Der größte Vorteil von Pflanzenenergie ist jedoch: kein CO2-Problem, kein Treibhauseffekt ! Die Pflanzen nehmen beim Wachsen nämlich genau soviel CO2 aus der Luft auf, wie beim Verbrennen und Vergasen freigesetzt wird: ein geschlossener CO2-Kreislauf.
Diese Pflanzen brauchen keine Pestizide und nur etwas Dünger im ersten Jahr. Sie werden einmal gepflanzt und wachsen dann immer wieder: jahrzehntelang nachwachsende Energie. Im Vereinten Europa, liegen demnächst etwa 25-30 Millionen Hektar Fläche brach, die nicht mehr zur Nahrungsproduktion gebraucht werden. Eine Fläche von 80000 qkm würde den Energiebedarf der Europäischen Union decken. Mit einen Ertrag von 25-30 Tonnen Trockenbiomasse pro Hektar kann genau soviel Energie erzeugt werden wie von 10000-14000 Litern Erdöl. Das bedeutet Jahr für Jahr über 10000 Liter Öl pro Hektar - automatisch nachwachsend-, eine niemals versiegende Energiequelle.
Eine Modellrechnung besagt: Wenn ein Dorf von 1000 Einwohnern 10 Bauern jeweils 15 Hektar Schilfgras anbauen, dann kann damit das gesamte Dorf mit Strom und Wärme versorgt werden. Nach der Ernte kann man Schilfgras maschinell leicht zu Staub zerkleinern. Über eine Turbine kann dann Strom und Wärme erzeugt werden. Aus dem Pflanzenstaub kann aber auch Treibstoff für Autos gewonnen werden. Ja sogar für Karosserieteile der Autos oder für zementgebundene Faserplatten beim Bau von Häusern kann das Material verwendet werden.
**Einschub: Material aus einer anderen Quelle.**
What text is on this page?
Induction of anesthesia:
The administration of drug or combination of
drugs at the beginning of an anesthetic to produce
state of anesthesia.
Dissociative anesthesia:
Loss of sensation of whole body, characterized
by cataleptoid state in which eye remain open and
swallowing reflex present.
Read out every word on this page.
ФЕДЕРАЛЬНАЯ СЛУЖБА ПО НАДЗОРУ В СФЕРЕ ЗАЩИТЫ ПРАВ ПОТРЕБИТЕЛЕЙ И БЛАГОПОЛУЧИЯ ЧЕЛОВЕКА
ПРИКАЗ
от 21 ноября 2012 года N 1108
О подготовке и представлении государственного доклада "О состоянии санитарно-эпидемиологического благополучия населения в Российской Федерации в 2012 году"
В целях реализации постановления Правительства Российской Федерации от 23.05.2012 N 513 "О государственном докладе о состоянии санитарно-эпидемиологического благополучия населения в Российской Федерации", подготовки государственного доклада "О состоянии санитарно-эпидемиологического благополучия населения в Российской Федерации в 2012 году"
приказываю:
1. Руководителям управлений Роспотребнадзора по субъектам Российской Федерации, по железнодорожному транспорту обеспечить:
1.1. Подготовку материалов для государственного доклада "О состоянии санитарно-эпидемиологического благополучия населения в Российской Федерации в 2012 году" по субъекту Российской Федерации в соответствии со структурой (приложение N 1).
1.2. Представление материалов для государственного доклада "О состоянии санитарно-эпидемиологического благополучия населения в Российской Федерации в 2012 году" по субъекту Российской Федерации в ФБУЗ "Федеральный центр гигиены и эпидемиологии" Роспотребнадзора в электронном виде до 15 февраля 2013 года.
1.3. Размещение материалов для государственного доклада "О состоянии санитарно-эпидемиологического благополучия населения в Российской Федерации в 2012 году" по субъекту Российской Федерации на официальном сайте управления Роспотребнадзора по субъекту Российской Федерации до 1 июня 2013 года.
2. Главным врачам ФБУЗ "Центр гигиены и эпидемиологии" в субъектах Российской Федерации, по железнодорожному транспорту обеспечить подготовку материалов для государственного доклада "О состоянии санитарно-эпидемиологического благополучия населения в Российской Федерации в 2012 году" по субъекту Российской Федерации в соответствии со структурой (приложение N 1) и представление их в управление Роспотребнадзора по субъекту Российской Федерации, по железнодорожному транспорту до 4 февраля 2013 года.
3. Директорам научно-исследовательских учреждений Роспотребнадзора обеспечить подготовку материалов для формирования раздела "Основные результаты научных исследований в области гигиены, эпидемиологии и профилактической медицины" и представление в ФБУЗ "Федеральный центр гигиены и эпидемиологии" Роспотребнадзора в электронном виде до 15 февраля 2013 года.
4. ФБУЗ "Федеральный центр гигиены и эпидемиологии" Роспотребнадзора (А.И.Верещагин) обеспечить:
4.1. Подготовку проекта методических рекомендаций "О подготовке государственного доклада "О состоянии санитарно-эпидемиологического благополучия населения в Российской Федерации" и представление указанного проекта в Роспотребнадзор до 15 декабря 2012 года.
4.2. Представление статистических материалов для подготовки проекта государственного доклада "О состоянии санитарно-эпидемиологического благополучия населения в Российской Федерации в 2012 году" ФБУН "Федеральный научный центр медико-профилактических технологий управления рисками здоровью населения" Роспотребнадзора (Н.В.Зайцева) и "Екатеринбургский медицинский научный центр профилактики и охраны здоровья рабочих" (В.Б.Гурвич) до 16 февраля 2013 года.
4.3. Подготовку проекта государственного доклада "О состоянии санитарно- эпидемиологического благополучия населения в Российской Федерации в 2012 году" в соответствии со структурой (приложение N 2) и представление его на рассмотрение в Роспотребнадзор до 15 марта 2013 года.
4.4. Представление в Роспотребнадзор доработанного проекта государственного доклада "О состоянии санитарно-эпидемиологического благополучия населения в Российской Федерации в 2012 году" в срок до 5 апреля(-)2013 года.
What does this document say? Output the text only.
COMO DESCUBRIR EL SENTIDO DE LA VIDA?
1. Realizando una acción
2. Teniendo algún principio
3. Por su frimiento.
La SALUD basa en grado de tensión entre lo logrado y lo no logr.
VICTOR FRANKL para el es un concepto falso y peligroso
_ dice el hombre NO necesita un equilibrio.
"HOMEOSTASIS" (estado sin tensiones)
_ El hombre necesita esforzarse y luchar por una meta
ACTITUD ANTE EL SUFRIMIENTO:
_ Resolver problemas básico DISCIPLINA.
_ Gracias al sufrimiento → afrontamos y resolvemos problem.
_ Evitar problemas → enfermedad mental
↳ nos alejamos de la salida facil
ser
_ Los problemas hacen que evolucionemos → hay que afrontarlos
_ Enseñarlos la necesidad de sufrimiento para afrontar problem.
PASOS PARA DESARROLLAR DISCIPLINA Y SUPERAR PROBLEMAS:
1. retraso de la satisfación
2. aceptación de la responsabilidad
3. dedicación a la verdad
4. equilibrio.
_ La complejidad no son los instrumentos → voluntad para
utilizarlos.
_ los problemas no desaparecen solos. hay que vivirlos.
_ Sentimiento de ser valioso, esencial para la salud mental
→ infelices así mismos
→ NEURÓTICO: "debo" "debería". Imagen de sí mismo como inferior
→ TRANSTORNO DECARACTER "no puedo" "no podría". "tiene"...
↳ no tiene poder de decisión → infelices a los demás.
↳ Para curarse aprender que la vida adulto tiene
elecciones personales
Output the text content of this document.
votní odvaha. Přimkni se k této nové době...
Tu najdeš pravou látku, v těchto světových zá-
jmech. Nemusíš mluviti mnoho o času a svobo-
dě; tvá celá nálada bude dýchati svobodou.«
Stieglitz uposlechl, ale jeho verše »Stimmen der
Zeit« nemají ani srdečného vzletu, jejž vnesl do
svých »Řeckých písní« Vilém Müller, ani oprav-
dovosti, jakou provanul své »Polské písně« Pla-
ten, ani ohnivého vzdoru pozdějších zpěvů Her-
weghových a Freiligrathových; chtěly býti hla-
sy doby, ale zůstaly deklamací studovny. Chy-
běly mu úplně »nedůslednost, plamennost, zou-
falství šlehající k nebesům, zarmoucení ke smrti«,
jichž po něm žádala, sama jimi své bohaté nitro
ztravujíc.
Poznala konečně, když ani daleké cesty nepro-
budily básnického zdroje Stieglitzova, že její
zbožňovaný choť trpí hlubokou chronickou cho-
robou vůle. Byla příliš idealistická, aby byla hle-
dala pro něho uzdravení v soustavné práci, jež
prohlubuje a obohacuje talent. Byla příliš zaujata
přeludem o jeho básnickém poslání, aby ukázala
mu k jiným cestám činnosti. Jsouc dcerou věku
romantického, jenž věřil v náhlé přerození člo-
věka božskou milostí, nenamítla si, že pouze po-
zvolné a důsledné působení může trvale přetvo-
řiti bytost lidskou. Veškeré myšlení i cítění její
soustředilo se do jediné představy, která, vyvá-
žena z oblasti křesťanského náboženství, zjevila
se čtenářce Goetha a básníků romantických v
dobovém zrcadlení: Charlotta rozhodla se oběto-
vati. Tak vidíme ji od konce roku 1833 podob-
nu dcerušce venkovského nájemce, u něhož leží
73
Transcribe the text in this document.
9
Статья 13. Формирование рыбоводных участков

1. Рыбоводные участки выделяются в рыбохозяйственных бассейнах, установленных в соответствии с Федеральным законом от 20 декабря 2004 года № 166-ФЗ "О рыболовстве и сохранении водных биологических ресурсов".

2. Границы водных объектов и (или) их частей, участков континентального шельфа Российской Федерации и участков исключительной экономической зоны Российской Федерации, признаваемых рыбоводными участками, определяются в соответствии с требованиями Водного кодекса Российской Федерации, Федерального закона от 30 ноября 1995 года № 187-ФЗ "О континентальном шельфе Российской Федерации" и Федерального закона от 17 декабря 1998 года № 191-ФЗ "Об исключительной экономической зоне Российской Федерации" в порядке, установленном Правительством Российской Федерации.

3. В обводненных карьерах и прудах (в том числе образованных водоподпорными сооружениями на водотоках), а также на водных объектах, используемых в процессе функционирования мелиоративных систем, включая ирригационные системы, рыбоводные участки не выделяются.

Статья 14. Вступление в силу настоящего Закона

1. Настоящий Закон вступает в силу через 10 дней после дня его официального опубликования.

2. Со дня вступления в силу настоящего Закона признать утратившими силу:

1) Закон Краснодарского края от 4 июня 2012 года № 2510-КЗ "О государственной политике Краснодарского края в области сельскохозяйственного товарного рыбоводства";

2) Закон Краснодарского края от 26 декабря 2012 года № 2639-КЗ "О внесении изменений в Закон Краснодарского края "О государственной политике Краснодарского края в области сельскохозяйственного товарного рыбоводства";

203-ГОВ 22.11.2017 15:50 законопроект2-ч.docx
Schon 1991 machte der Einsatz von Biomasse in Dänemark 5% des gesamten Energieverbrauchs aus, in den österreichischen Bundesländern Kärnten und Steiermark bereits 15%, in Schweden ebenfalls 15% und in Finnland gar 20%.
Es wäre theoretisch denkbar, den gesamten Energiebedarf der Menschheit aus den Biomassen zu decken; aber dies ist wiederum wegen den anderen Sonnenenergieträger nicht notwendig.